The point isn't about revenue, the point is about making a society that people would actually enjoy being a part of.
Speaking personally, I'd much rather have my money taken by government based on my habits of
spending rather than my habits of
working. In other words, pay into the system for what I take out of it.
Do you remember when we had that discussion about loopholes? These are the ones I'm talking about. Trying to close one just opens another. Stop fighting and just trust people...that's the whole point.
Such a proposal isn't an attempt to close loopholes, it's an attempt to re-design how the bulk of taxes are collected. Let's not forget that, historically, income taxes were enacted as temporary measures, largely because consumption taxes were much less feasible 80+ years ago. It was easier for the state to collect money as people earned it than as they spent it.
Now, we've come to the reverse. Taxation in most democracies is in a state that permits the wealthy to avoid them due to wrangling with financial instruments, reimburses or reduces the burden on the poor because proportionately a dollar means more to them, allows large corporations to avoid them due to financial manipulation (all perfectly legal), and forces the taxation burden squarely onto the increasingly-beaten middle class and small business owners.
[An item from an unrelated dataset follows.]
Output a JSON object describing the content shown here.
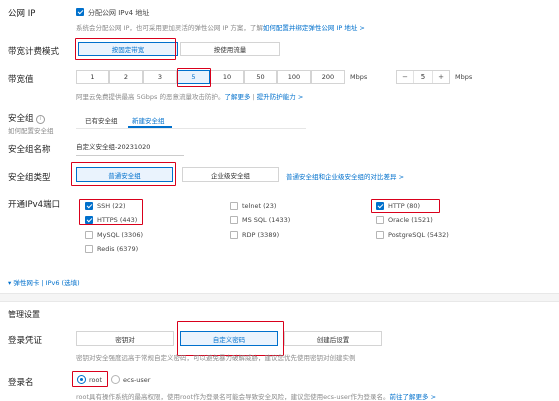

Income taxes are overwhelmingly unfair, and trusting people to accurately file them is laughable. Meanwhile, corporations largely don't have to abuse the tax system because the exemptions are written in.
Consumption taxes hit everyone equally - and like I said, to deal with the overburden potentially placed on the poor, you address it through rebates. Incidentally, carbon taxation falls under consumption taxes, along with sales tax, service tax, etc. The only people that actually lose from such a system is entities that currently pay no taxes at all, because they would lose the holes and benefits that permit them to dodge taxation of their income.